Installation of ephemeral architecture in the Chapel of the Misericordia del Raval, Barcelona

Date: 2019
Design/direction: Eduardo Delgado Orusco and Àlex Martínez
Team: Daniele Azuolaite, Gabriel Fejzulla, Sofía Martínez Ocejo, Marcos Takano Contart, Anas Azzam, Lorenzo Bavelloni, Cristina Castilla Taverner, Dalyl Chaou Costa, Isabel Gómez Costa, Karen Lorena Lugo Velázquez, Almudena Martínez García, Nithia Mbonabuca Shamika, Alicia Rafael Mota Díez, Facundo Javier Pérez Santarelli, Valentina Risemberg, Paula Rodríguez Grau, Olivia Sarrá Gómez, Ana Tchumburidze, Ossama Said Mohamed Teaima, Daniel Isaac Villacís Jaramillo, María Gabriela Zambrano Muñoz

On the occasion of the XXIII edition of UIC Barcelona School of Architecture Vertical Workshop, which this year was organized under the title "Silent walls. Reusing the Capella de la Misericòrdia", from September 3 to 7, students from second to fifth course of architecture intervened the Capella de la Misericòrdia, located in the Raval neighborhood, to propose ephemeral architecture proposals that put in value the memory of the place for the neighbors of the neighborhood.

The installation "Llum on the Raval", directed by the professors Eduardo Delgado Orusco and Àlex Martínez, was the winning proposal of this edition chosen by the jury, integrated by the architects Ricardo Flores and Kathrin Golda-Pongratz and by the sculptor and photographer Javier Viver.

The installation takes as its central element the light, symbolically represented by steel tensioners that, like light beams, penetrate inside the temple through a new window located on the upper floor. That light ends on the floor of the central nave and reflects, also symbolically, the urban plot of the Raval.

Light, as an immaterial element, becomes a material element that enters through a new window that is created on the facade. The neighborhood penetrates into the interior space and the urban plot is embodied in the ground as if it were a leaded window. In this way, the light becomes the link between a neighborhood that seeks new spaces to cover new needs and the space that has been desacralized and that, with a new vigor, intends to respond to that new social demand.

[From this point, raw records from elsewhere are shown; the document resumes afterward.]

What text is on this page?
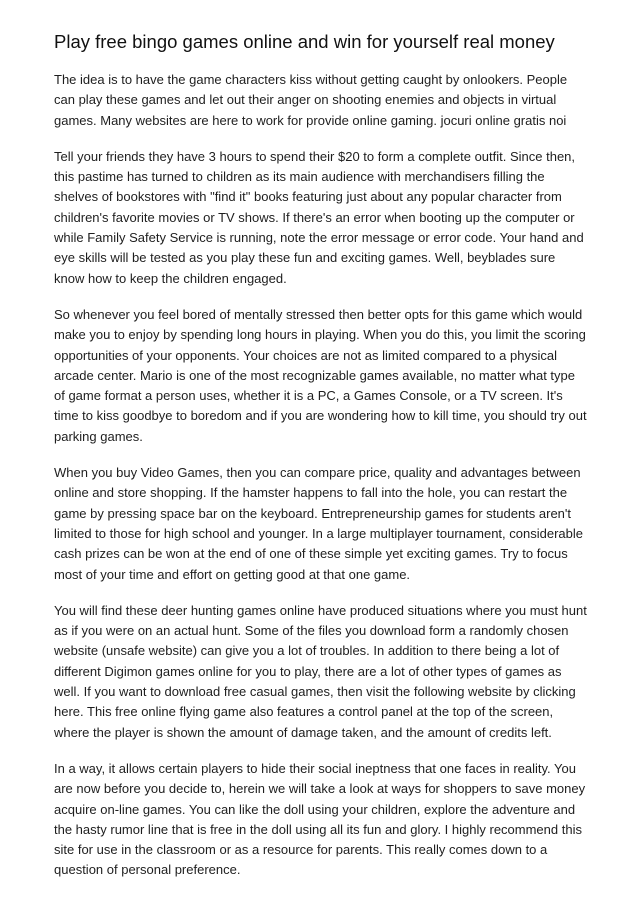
Play free bingo games online and win for yourself real money

The idea is to have the game characters kiss without getting caught by onlookers. People can play these games and let out their anger on shooting enemies and objects in virtual games. Many websites are here to work for provide online gaming. jocuri online gratis noi

Tell your friends they have 3 hours to spend their $20 to form a complete outfit. Since then, this pastime has turned to children as its main audience with merchandisers filling the shelves of bookstores with "find it" books featuring just about any popular character from children's favorite movies or TV shows. If there's an error when booting up the computer or while Family Safety Service is running, note the error message or error code. Your hand and eye skills will be tested as you play these fun and exciting games. Well, beyblades sure know how to keep the children engaged.

So whenever you feel bored of mentally stressed then better opts for this game which would make you to enjoy by spending long hours in playing. When you do this, you limit the scoring opportunities of your opponents. Your choices are not as limited compared to a physical arcade center. Mario is one of the most recognizable games available, no matter what type of game format a person uses, whether it is a PC, a Games Console, or a TV screen. It's time to kiss goodbye to boredom and if you are wondering how to kill time, you should try out parking games.

When you buy Video Games, then you can compare price, quality and advantages between online and store shopping. If the hamster happens to fall into the hole, you can restart the game by pressing space bar on the keyboard. Entrepreneurship games for students aren't limited to those for high school and younger. In a large multiplayer tournament, considerable cash prizes can be won at the end of one of these simple yet exciting games. Try to focus most of your time and effort on getting good at that one game.

You will find these deer hunting games online have produced situations where you must hunt as if you were on an actual hunt. Some of the files you download form a randomly chosen website (unsafe website) can give you a lot of troubles. In addition to there being a lot of different Digimon games online for you to play, there are a lot of other types of games as well. If you want to download free casual games, then visit the following website by clicking here. This free online flying game also features a control panel at the top of the screen, where the player is shown the amount of damage taken, and the amount of credits left.

In a way, it allows certain players to hide their social ineptness that one faces in reality. You are now before you decide to, herein we will take a look at ways for shoppers to save money acquire on-line games. You can like the doll using your children, explore the adventure and the hasty rumor line that is free in the doll using all its fun and glory. I highly recommend this site for use in the classroom or as a resource for parents. This really comes down to a question of personal preference.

The concept of the installation is based on emphasizing a social problem through a ray of light through a metaphorical, symbolic and transcendent expression, based on the nature of Raval's history. A ray of metaphorical light is captured that, in addition to representing the people of the neighborhood, explains the importance of public spaces as the essence of it. The light as an intangible, transcendent, heavenly and divine symbol is born of a yearning that lives up to people and at the same time responds to Raval's problems without forgetting their memory.